Марен отвезла меня на студию звукозаписи, чтобы я посмотрела, что происходит во время сессии. Она сказала мне, что когда Кари закончит, мы поедем к ней домой, чтобы я смогла изучить её без помех. Это было важнее, чем я представляла. Перед нашим прибытием Марен заставила телохранителя Кари и личного ассистента убрать всех, у кого была камера, с парковки. Марен не хотела, чтобы кто-нибудь из прессы заподозрил, что с ней приехал дублер Кари.

Она заранее позвонила и сказала обслуживающему персоналу Кари и музыкантам, что я — актриса, которая работает над фильмом о жизни Кари, но мне всё равно пришлось приехать без макияжа и убрать волосы под бейсболку, чтобы быть как можно меньше похожей на неё. Мы не хотели, чтобы люди сложили два и два, когда я начну ходить по мероприятиям вместо Кари.

— Её водитель отвезет вас обеих к ней домой, когда она закончит запись, — сказала Марен, когда мы вошли в студию. — Не позволяй Кари сделать ничего глупого.

— Например?

— Например, выходить на люди вместе, — после нескольких секунд размышлений, она добавила. — И не купаться голышом, когда рядом могут быть папарацци, не ездить в Вегас, и не покупать в интернете антикварную мебель из Италии. Возвращать вещи на другой континент — это головная боль.

Мы вошли в комнату с пультом, и Марен несколько минут поговорила с ассистентом Кари, потом ушла по делам.

Я стояла среди полудюжины людей, наблюдающих за Кари через огромное окно. Персонал Кари оставил меня в одиночестве. Время от времени её телохранитель бросал в мою сторону холодные взгляды, но он осматривал всех в комнате, поэтому я не принимала это на свой счет. Кари стояла в наушниках в комнате звукозаписи, покачивалась в такт музыке и пела в микрофон.

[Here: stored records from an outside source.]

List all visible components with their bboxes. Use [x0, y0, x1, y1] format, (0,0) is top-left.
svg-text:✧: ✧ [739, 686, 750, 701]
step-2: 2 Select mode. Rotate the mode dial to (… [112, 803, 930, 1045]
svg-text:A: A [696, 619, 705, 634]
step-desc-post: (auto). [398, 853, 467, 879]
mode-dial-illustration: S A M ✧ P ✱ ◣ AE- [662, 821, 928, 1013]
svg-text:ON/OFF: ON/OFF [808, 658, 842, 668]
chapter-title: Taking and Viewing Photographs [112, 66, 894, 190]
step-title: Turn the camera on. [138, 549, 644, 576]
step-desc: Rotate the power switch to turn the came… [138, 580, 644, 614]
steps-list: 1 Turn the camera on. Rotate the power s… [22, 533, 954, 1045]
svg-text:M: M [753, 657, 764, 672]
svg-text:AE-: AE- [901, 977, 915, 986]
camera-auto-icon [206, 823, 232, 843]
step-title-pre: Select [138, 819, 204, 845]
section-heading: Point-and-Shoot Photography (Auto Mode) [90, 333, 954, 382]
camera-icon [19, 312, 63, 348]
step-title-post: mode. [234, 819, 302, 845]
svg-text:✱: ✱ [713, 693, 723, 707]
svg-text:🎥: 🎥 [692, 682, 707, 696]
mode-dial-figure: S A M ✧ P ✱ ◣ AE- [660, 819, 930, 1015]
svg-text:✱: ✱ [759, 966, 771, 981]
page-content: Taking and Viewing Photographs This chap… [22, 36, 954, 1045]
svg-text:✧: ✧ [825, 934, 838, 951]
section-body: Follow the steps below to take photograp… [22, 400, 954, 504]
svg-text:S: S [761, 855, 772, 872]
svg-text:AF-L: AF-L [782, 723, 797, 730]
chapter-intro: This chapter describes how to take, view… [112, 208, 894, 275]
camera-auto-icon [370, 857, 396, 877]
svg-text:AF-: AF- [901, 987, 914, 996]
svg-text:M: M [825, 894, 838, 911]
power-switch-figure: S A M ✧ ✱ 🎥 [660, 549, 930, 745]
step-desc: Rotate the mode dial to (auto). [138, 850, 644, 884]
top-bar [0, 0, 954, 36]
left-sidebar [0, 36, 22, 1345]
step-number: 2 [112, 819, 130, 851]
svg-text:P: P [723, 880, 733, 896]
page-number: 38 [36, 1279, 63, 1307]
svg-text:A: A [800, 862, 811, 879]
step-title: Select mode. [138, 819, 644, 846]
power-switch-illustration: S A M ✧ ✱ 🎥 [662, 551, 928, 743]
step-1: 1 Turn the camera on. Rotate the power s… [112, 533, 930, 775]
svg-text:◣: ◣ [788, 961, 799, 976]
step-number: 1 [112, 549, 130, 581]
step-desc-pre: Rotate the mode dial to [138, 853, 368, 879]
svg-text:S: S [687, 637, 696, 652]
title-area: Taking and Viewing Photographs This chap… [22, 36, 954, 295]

Я слышала её песни по радио, но было странно видеть её в процессе создания одной из них. От этого она казалась более настоящей, более удивительной. У неё был прекрасный голос, глубже и богаче, чем мой.

В сотый раз с подумала, на что было бы похоже расти, зная, что мы сёстры. Я представляла нас с Кари в походах с палатками, в парке развлечений, бегущих через волны на пляже, обхвативших друг друга руками и кривляющихся в камеру. Она научила бы меня одеваться и как вести себя с парнями.